George Goldsmith, Chairman and Chief Executive Officer
We plan to work closely with delivery partners and do not want to hinder any deployment. Our aim is to collaborate with a strong group of partners to improve care based on our understanding and continuing data analysis. Working with a diverse set of partners is crucial to our strategy as we adapt to new clinical care models in psychiatry, including MDMA and ketamine. We are committed to engaging effectively with a wide range of partners and, regarding our future commercial plans, we emphasize that we do not want to act as a bottleneck.
Operator, Operator
Our next question comes from the line of Elemer Piros from ROTH Capital Partners.
Elemer Piros, Analyst
I would like to ask if you could discuss the cancer study, particularly the investigator-initiated trial. What benchmarks would need to be met for you to consider investing in this program? Additionally, have you looked into the regulatory framework? What endpoints might be applicable, and what duration of treatment or observation would be necessary from a regulatory standpoint?
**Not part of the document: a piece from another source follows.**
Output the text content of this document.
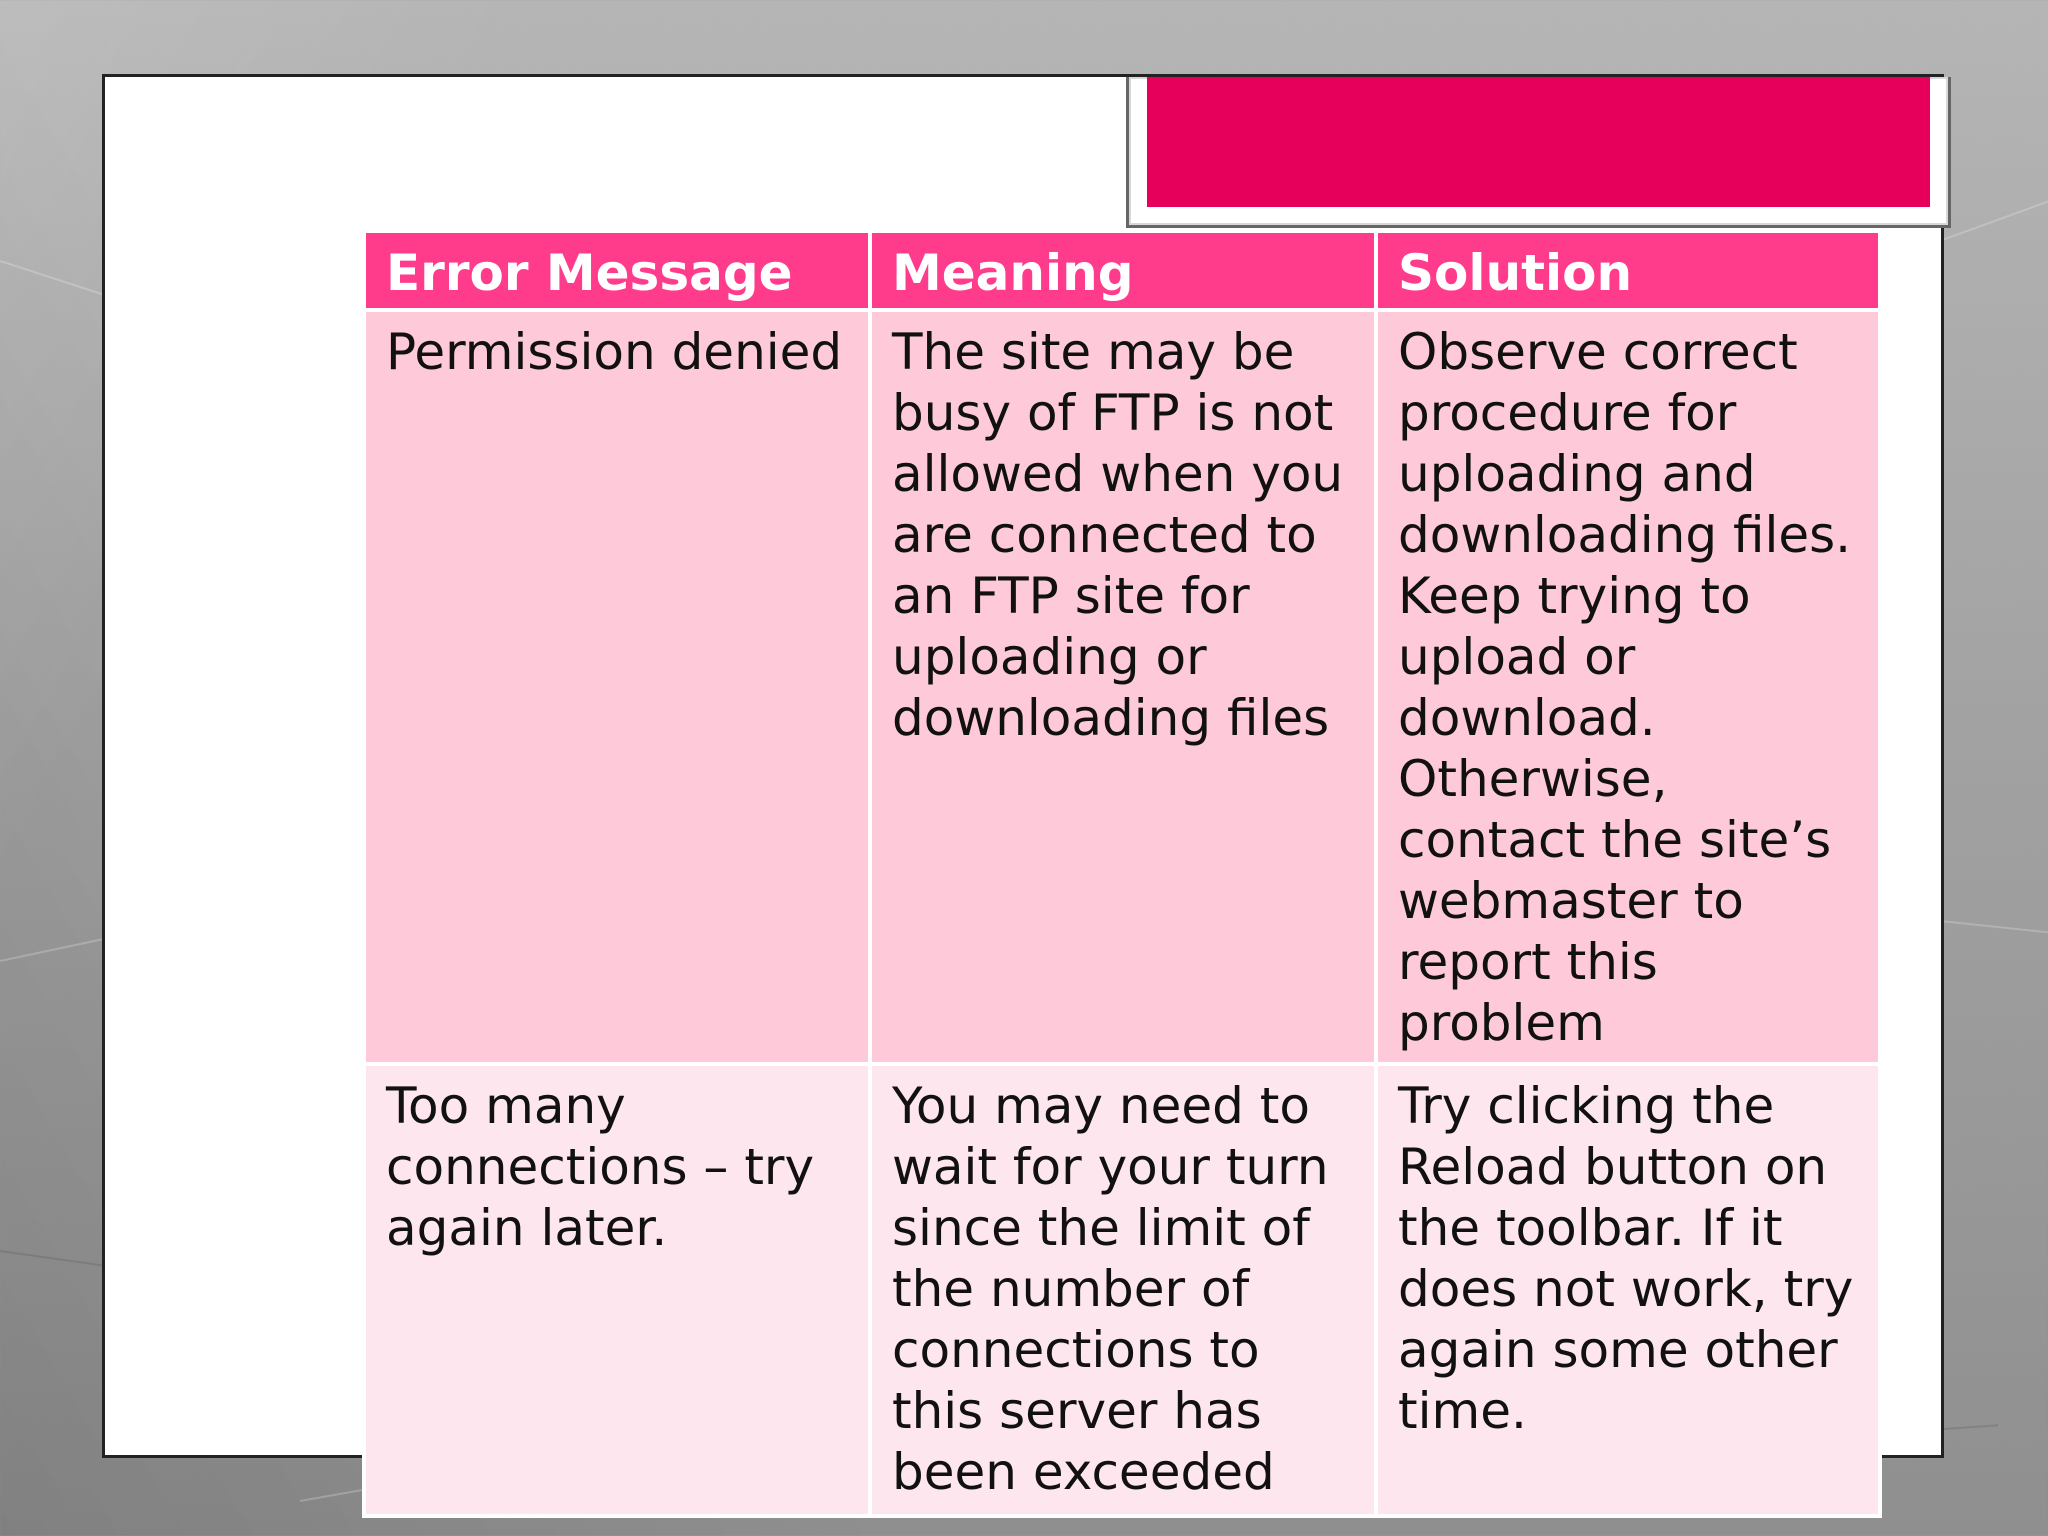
Error Message	Meaning	Solution
Permission denied	The site may be busy of FTP is not allowed when you are connected to an FTP site for uploading or downloading files	Observe correct procedure for uploading and downloading files. Keep trying to upload or download. Otherwise, contact the site’s webmaster to report this problem
Too many connections – try again later.	You may need to wait for your turn since the limit of the number of connections to this server has been exceeded	Try clicking the Reload button on the toolbar. If it does not work, try again some other time.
George Goldsmith, Chairman and Chief Executive Officer
Yes. So obviously, we're very focused on working with regulators about how to think about these new areas. Obviously, these patients are suffering with MDD, often with comorbid anxiety as we hear. And in many ways, these are patients who are very difficult to treat, right, given their other physical issues. So I think our goal in this was to see if, in fact, we could make a durable impact in a study with a different delivery model. And this is the first patient study that actually did simultaneous preparation, administration of psilocybin therapy among four people in separate rooms, but simultaneously, and integration. So this is a pretty different delivery model that is actually not terribly distinct from models in other forms of cancer care and support groups. We will be seeing those data later. And I think what we are looking for is movement in all of the traditional measures. Again, we have a MADRS measure here. There's a 3-week and an 8-week endpoint. And we're going to also be looking at the qualitative changes in patient experience and that will help inform an ongoing program following a set of discussions with regulators based on the data. Again, sorry to be boring, but we're all about evidence. And I think there have been interesting small studies at this point. What we want to do is to start the conversation about bringing this model to patients at scale. And that study is first step in doing so, working closely with the Maryland Oncology/Hematology group at Aquilino Cancer Center.
Operator, Operator
At this time, I'm showing no further questions. I would like to turn the call back over to management for closing remarks.
George Goldsmith, Chairman and Chief Executive Officer
I'd very much like to thank all our investors for the questions, the support and making a difference in patients' lives. We're very much focused on this and greatly appreciative of your support, and appreciate the very thoughtful questions today. So with that, I and my colleagues at COMPASS thank you.
Operator, Operator
This concludes today's conference call. Thank you for participating. You may now disconnect.